Fotoğrafsız yaşadığımı söyleyebilirim. Pek çok fotoğrafı yırtıp attım.
Ama verandalı fotoğrafı saklıyorum. Günün birinde yazabilirsem, dediğim gibi, bu fotoğrafı yazmak istiyorum."

Sonra düşünüyorum. Düşünürken elim makineye gidiyor, verandada oturmuş yukarıdaki fotoğrafı çekiyorum. Yani bir nevi senin hayalini çalıyorum. Seni kolay yola sürüklüyorum, ister istemez peşimden geliyorsun, hayalindeki görüntünün yerini benim çektiğim fotoğraf alıyor, sen sesini çıkarmıyorsun, belki sen hayalindeki görüntüyü de saklıyorsun, bir kenarda dursun diyerek.

Olur böyle, hayalde canlanan ile fotoğrafını gördüğün zaman karşılaştığın şey tutmaz ya birbirini. Hafızanda iki gerçeklik yer alır sonra, biri senin hayalinin gerçekliği, bir diğeri hayatın. Ya bir de kendi gözlerinle görsen, o zaman işler iyice karışır. Etti mi sana üç gerçeklik. Çıkabilirsen çık işin içinden...

5 yorum:

heidi dedi ki...

Sen böyle güzel fotoğraflar çektikçe, o fotoğraflarla oralara gelmemiz için bizi kışkırttıkça ben hayallerimi sana çaldırma konusunda gönüllü olabilirim.

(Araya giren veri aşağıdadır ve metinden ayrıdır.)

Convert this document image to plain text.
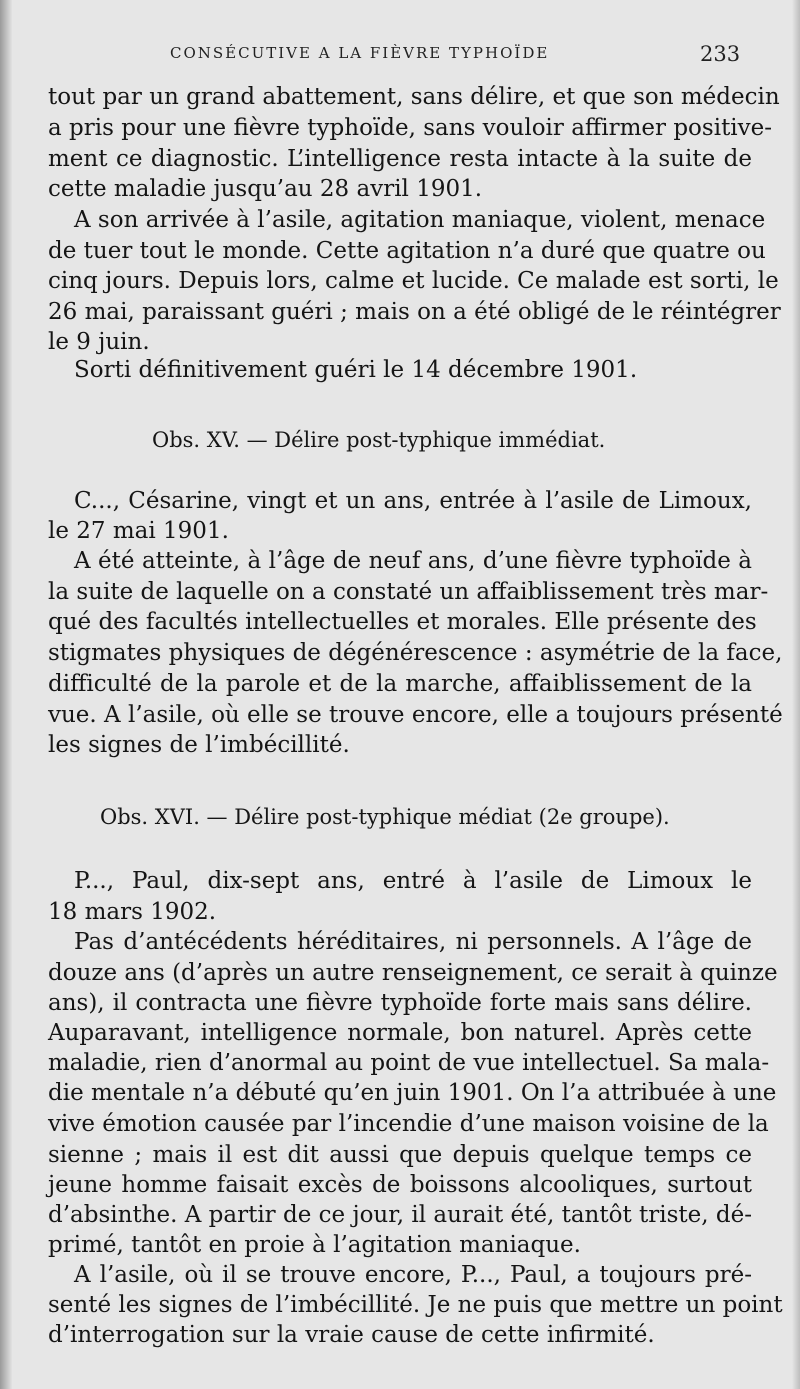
CONSÉCUTIVE A LA FIÈVRE TYPHOÏDE	233
tout par un grand abattement, sans délire, et que son médecin
a pris pour une fièvre typhoïde, sans vouloir affirmer positive-
ment ce diagnostic. L’intelligence resta intacte à la suite de
cette maladie jusqu’au 28 avril 1901.
A son arrivée à l’asile, agitation maniaque, violent, menace
de tuer tout le monde. Cette agitation n’a duré que quatre ou
cinq jours. Depuis lors, calme et lucide. Ce malade est sorti, le
26 mai, paraissant guéri ; mais on a été obligé de le réintégrer
le 9 juin.
Sorti définitivement guéri le 14 décembre 1901.
Obs. XV. — Délire post-typhique immédiat.
C..., Césarine, vingt et un ans, entrée à l’asile de Limoux,
le 27 mai 1901.
A été atteinte, à l’âge de neuf ans, d’une fièvre typhoïde à
la suite de laquelle on a constaté un affaiblissement très mar-
qué des facultés intellectuelles et morales. Elle présente des
stigmates physiques de dégénérescence : asymétrie de la face,
difficulté de la parole et de la marche, affaiblissement de la
vue. A l’asile, où elle se trouve encore, elle a toujours présenté
les signes de l’imbécillité.
Obs. XVI. — Délire post-typhique médiat (2e groupe).
P..., Paul, dix-sept ans, entré à l’asile de Limoux le
18 mars 1902.
Pas d’antécédents héréditaires, ni personnels. A l’âge de
douze ans (d’après un autre renseignement, ce serait à quinze
ans), il contracta une fièvre typhoïde forte mais sans délire.
Auparavant, intelligence normale, bon naturel. Après cette
maladie, rien d’anormal au point de vue intellectuel. Sa mala-
die mentale n’a débuté qu’en juin 1901. On l’a attribuée à une
vive émotion causée par l’incendie d’une maison voisine de la
sienne ; mais il est dit aussi que depuis quelque temps ce
jeune homme faisait excès de boissons alcooliques, surtout
d’absinthe. A partir de ce jour, il aurait été, tantôt triste, dé-
primé, tantôt en proie à l’agitation maniaque.
A l’asile, où il se trouve encore, P..., Paul, a toujours pré-
senté les signes de l’imbécillité. Je ne puis que mettre un point
d’interrogation sur la vraie cause de cette infirmité.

çello çalan kedi dedi ki...

:) demek bir gönüllüm var, hayal kırıklığı yaşamazsın umarım. gözünü doyuramazsam bir şekilde karnını doyurur, mahir'i mutlu eder, öyle gönderirim o da en kötü ihtimal:)

gri kent sakini dedi ki...

ve hangisinin içinde olmak istersin ..? bazı fotoğraflar içine çağırır ya ve bazılarıda gerçeğin yansımasıdır sadece ,birde dediğin gibi Çello gerçeğin ta kendisi varki ... üçü bi arada uzak dursun , sisli bir hayal var içimde, onu alabilirsin, sen bir fotoğraf çek ,içinde sis olsun ,sen gör ve çek nasıl istersen öyle olsun ...

İLug@ dedi ki...

bu durum bence bakış açısıyla alakalı bi durum.eğer sen bi olayı hatırlamak istemiyosan ve bu sebepten ötürü fotoğrafları sevmiyosan yannış.istemediğin olayları hatırlatan tek şey fotoğraf değildir çünkü.ya da diğer yandan bi şeyi hiç unutmak istemio da olabilirsin,ya da özlediğin birini az özlemek için de fotoğrafını yanında taşıyabilirsin mesela:) fotoğrafçı olduğum nası da belli yannız direk savunmaya geçtim:)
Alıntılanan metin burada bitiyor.